Un roman passionnant, sans doute autobiographique, sur une Américaine, exilée du Sri Lanka, qui découvre à travers le filtre de sa tradition, pondérée par sa nouvelle existence, l'histoire dramatique de sa famille et celle des révolutions tamoules.
Triple plongée, donc, dans la culture cinghalaise et plus particulièrement tamoule, sur la terrible épopée des Tigres et sur l'exil dont l'impact est d'autant moins anodin que la culture d'origine est forte et structurante de la vie.
Notons au passage la part considérable faite par cette culture que nous connaissons si mal au mariage et la nostalgie qu'éprouve l'auteur face au remplacement de cet événement social de première grandeur par notre piètre mariage occidental. Un beau sujet de réflexion sur nos choix sociaux.

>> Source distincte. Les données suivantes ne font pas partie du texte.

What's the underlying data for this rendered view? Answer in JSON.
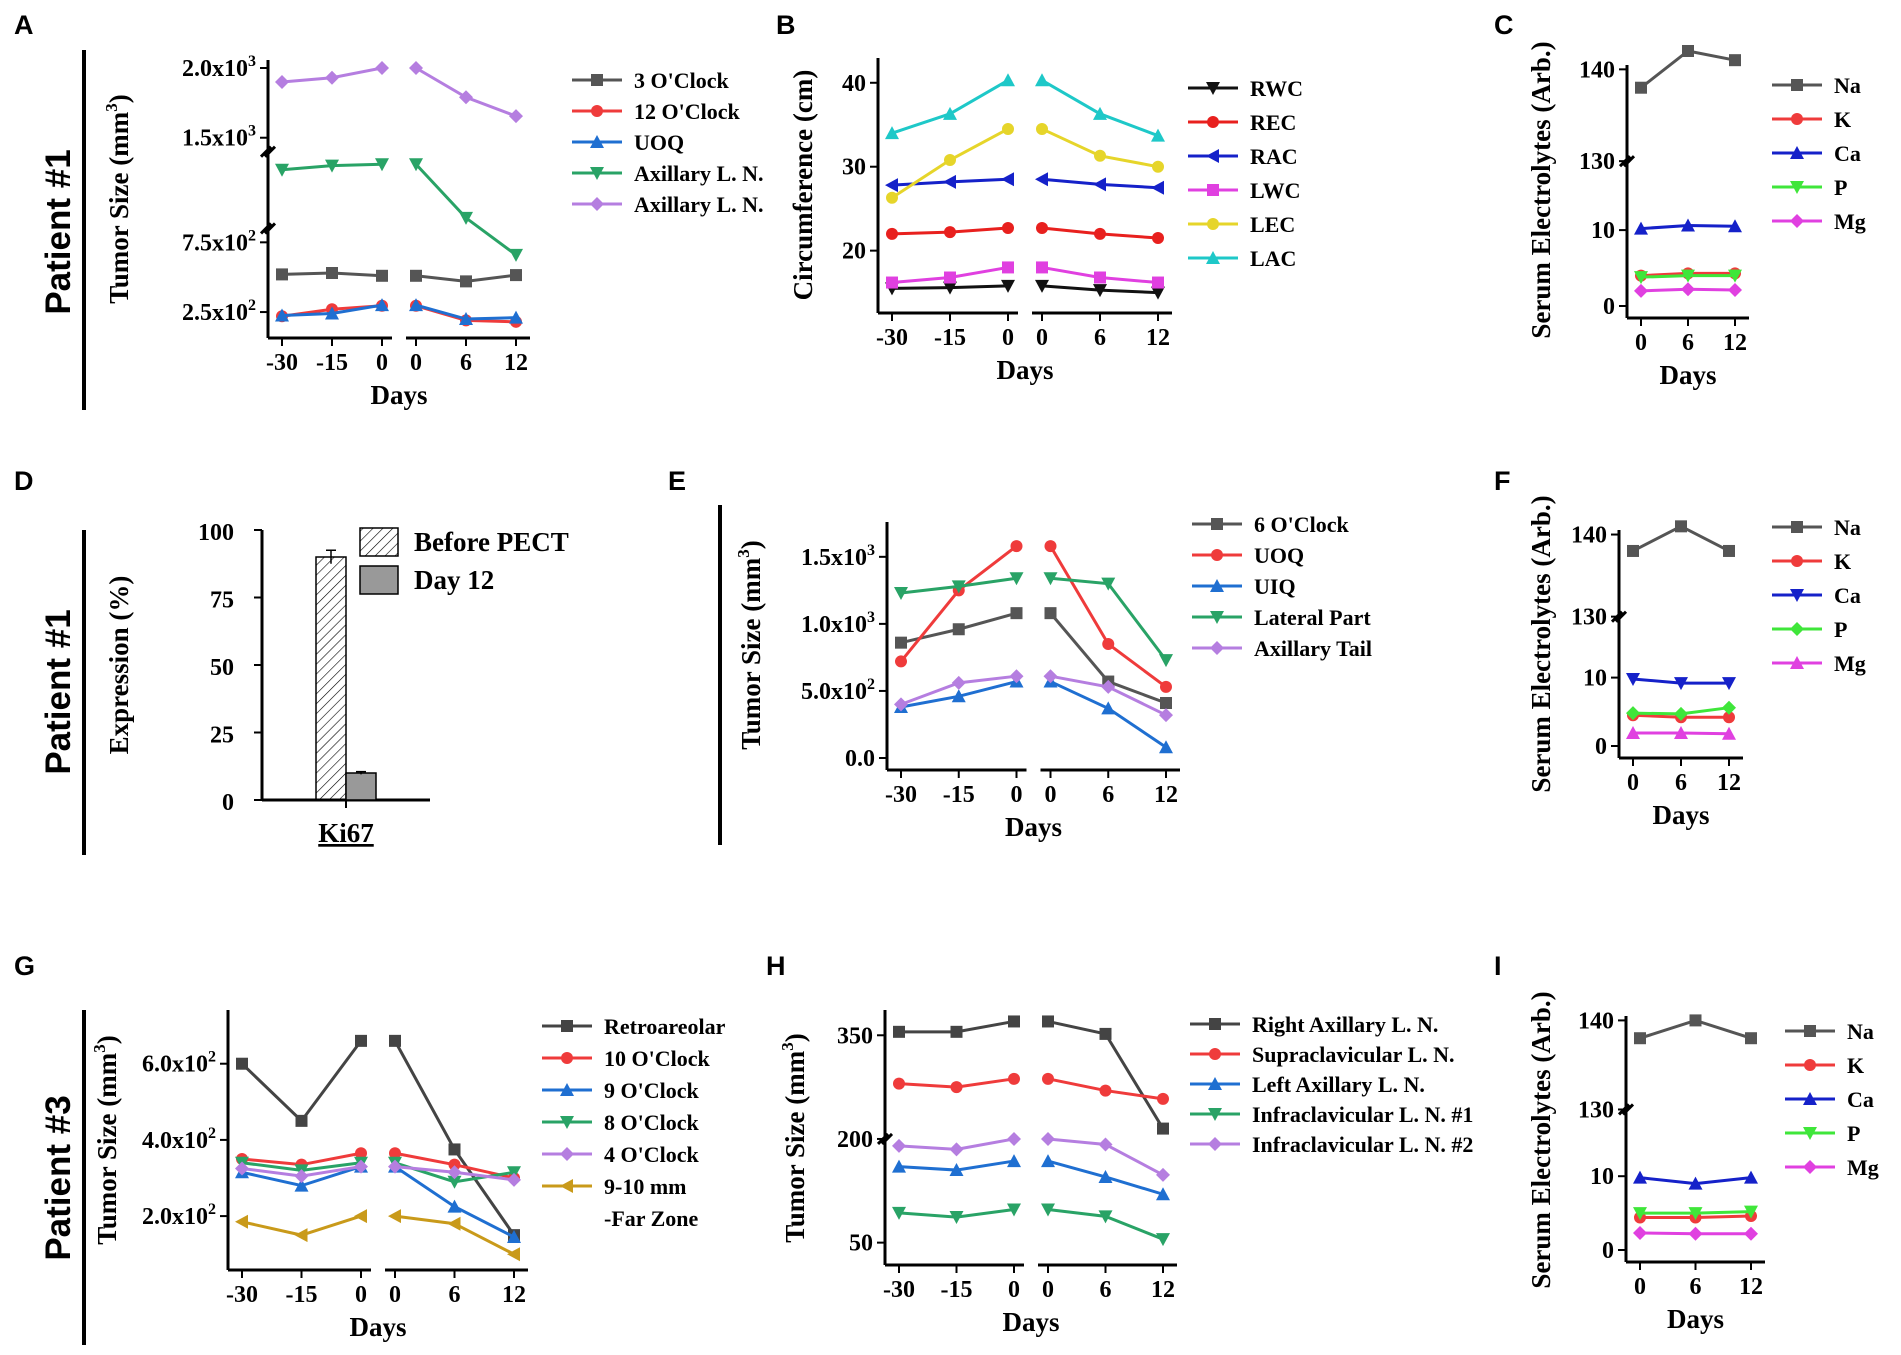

Réflexion nécessaire aussi, avant jugement, sur les engagements révolutionnaires des Tigres, sur leur bel idéal de liberté et d'indépendance et sur la montagne de cadavres qu'ils laissent derrière eux. Fanatiques ? Terroristes ? Patriotes ? Allons donc nous promener sur le Chemin des Dames pour respirer un air pur...
Quant à l'exil, on devrait remercier notre destin quand on en est préservé. L'ordre du monde auquel on a appartenu, auquel, enfant, on a confié son destin, perd sa part d'absolu, sa capacité de salut. Un autre ordre est là, qui ne s'appréhende plus par le coeur ni l'instinct ni la confiance sans bornes que procure l'évidence, mais par l'intelligence et la raison seulement. On peut en mourir. Ce roman, à petites touches, vous le fait comprendre avec beaucoup de sensibilité.
Un très beau livre, pour qui n'a pas la maladie des certitudes, ni de la foi.